Answer by venugopalramana(3286) About Me  (Show Source):
You can put this solution on YOUR website!
I do not fully understand what domain is and I am having trouble with the following problem:
y= square root of(9-x^2) + square root of(1-x^2)
The answer on my key is domain=[1,3] but I do not understand why. Can you please explain?
HERE X IS CALLED INDEPENDENT VARIABLE AND Y DEPENDENT VARIABLE.
OUR UNIVERSE IS REAL NUMBERS FOR THIS PURPOSE.

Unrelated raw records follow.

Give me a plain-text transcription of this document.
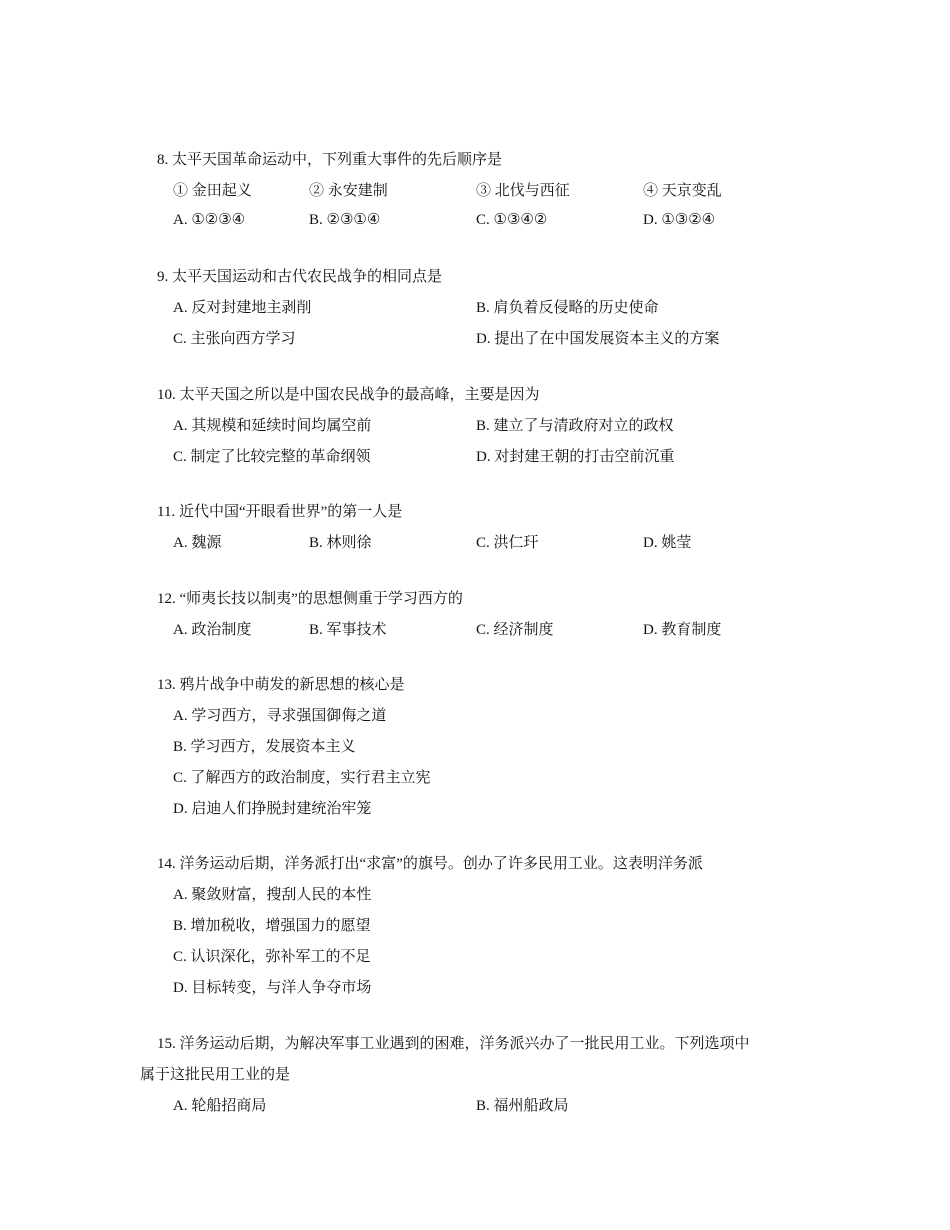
8. 太平天国革命运动中，下列重大事件的先后顺序是
① 金田起义	② 永安建制	③ 北伐与西征	④ 天京变乱
A. ①②③④	B. ②③①④	C. ①③④②	D. ①③②④
9. 太平天国运动和古代农民战争的相同点是
A. 反对封建地主剥削	B. 肩负着反侵略的历史使命
C. 主张向西方学习	D. 提出了在中国发展资本主义的方案
10. 太平天国之所以是中国农民战争的最高峰，主要是因为
A. 其规模和延续时间均属空前	B. 建立了与清政府对立的政权
C. 制定了比较完整的革命纲领	D. 对封建王朝的打击空前沉重
11. 近代中国“开眼看世界”的第一人是
A. 魏源	B. 林则徐	C. 洪仁玕	D. 姚莹
12. “师夷长技以制夷”的思想侧重于学习西方的
A. 政治制度	B. 军事技术	C. 经济制度	D. 教育制度
13. 鸦片战争中萌发的新思想的核心是
A. 学习西方，寻求强国御侮之道
B. 学习西方，发展资本主义
C. 了解西方的政治制度，实行君主立宪
D. 启迪人们挣脱封建统治牢笼
14. 洋务运动后期，洋务派打出“求富”的旗号。创办了许多民用工业。这表明洋务派
A. 聚敛财富，搜刮人民的本性
B. 增加税收，增强国力的愿望
C. 认识深化，弥补军工的不足
D. 目标转变，与洋人争夺市场
15. 洋务运动后期，为解决军事工业遇到的困难，洋务派兴办了一批民用工业。下列选项中
属于这批民用工业的是
A. 轮船招商局	B. 福州船政局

NOW , THIS DOES NOT MEAN THAT X CAN TAKE ANY VALUE IN REAL NUMBERS.
IT CAN TAKE ONLY SUCH VALUES WHICH MAKE THE GIVEN FUNCTION F(X) OR Y IN SHORT MEANINGFUL.THAT IS A MATHEMATICALLY ALLOWED OPERATION.
CERTAIN OPERATIONS LIKE DIVISION BY ZERO , SQUARE ROOT OF A NEGATIVE NUMBER,LOG OF ZERO OR NEGATIVE NUMBER ARE NOT DEFINED.EITHER THEY ARE CALLED INFINITY(PLUS OR MINUS)OR IMAGINARY.
SO WE SAY X CAN NOT TAKE SUCH VALUES WHICH REQUIRES US TO PERFORM SUCH OPERATIONS.
X CAN TAKE VALUES OF ALL OTHER REAL NUMBERS.THE SET OF THESE REAL NUMBERS IS CALLED DOMAIN OF THE FUNCTION.
IF YOU HAVE
Y=1/(X-3)...DOMAIN IS ALL REAL VALUES EXCEPT 3 AS IT WILL LEAD TO DIVISION BY ZERO .
IN YOUR EXAMPLE THE FIRST TERM BECOMES MEANING LESS IF
9-X^2<0.HENCE
9-X^2>=0
9>=X^2
X^2<=9
|X|<=3......THAT IS X SHOULD BE BETWEEN -3 AND +3
WE SHOW IT AS X = [-3,3]......[..]..BRACKETS INDICATE X CAN EQUAL THE BORDER VALUES
THAT IS X=3 AND X=-3 ARE ALLOWED.
NOW THERE IS A SECOND TERM.SQRT.(1-X^2)
SIMILAR ARGUMENT LEADS US TO CONCLUDE X = [-1,1]
THE COMBINATION OF THE I AND II CONDITIONS MAKE US TO CONCLUDE THAT X = [-1,1]
YOUR ANSWER IS [1,3]WHICH IS NOT CORRECT.
ON THE OTHER HAND,IF SECOND TERM IS SQ.RT(X^2-1)....THEN |X| >=|
X<=-1......OR............X>=1...COMBINING THIS WITH I CONDITION , WE GET
X=[1,3] AND [-3,-1]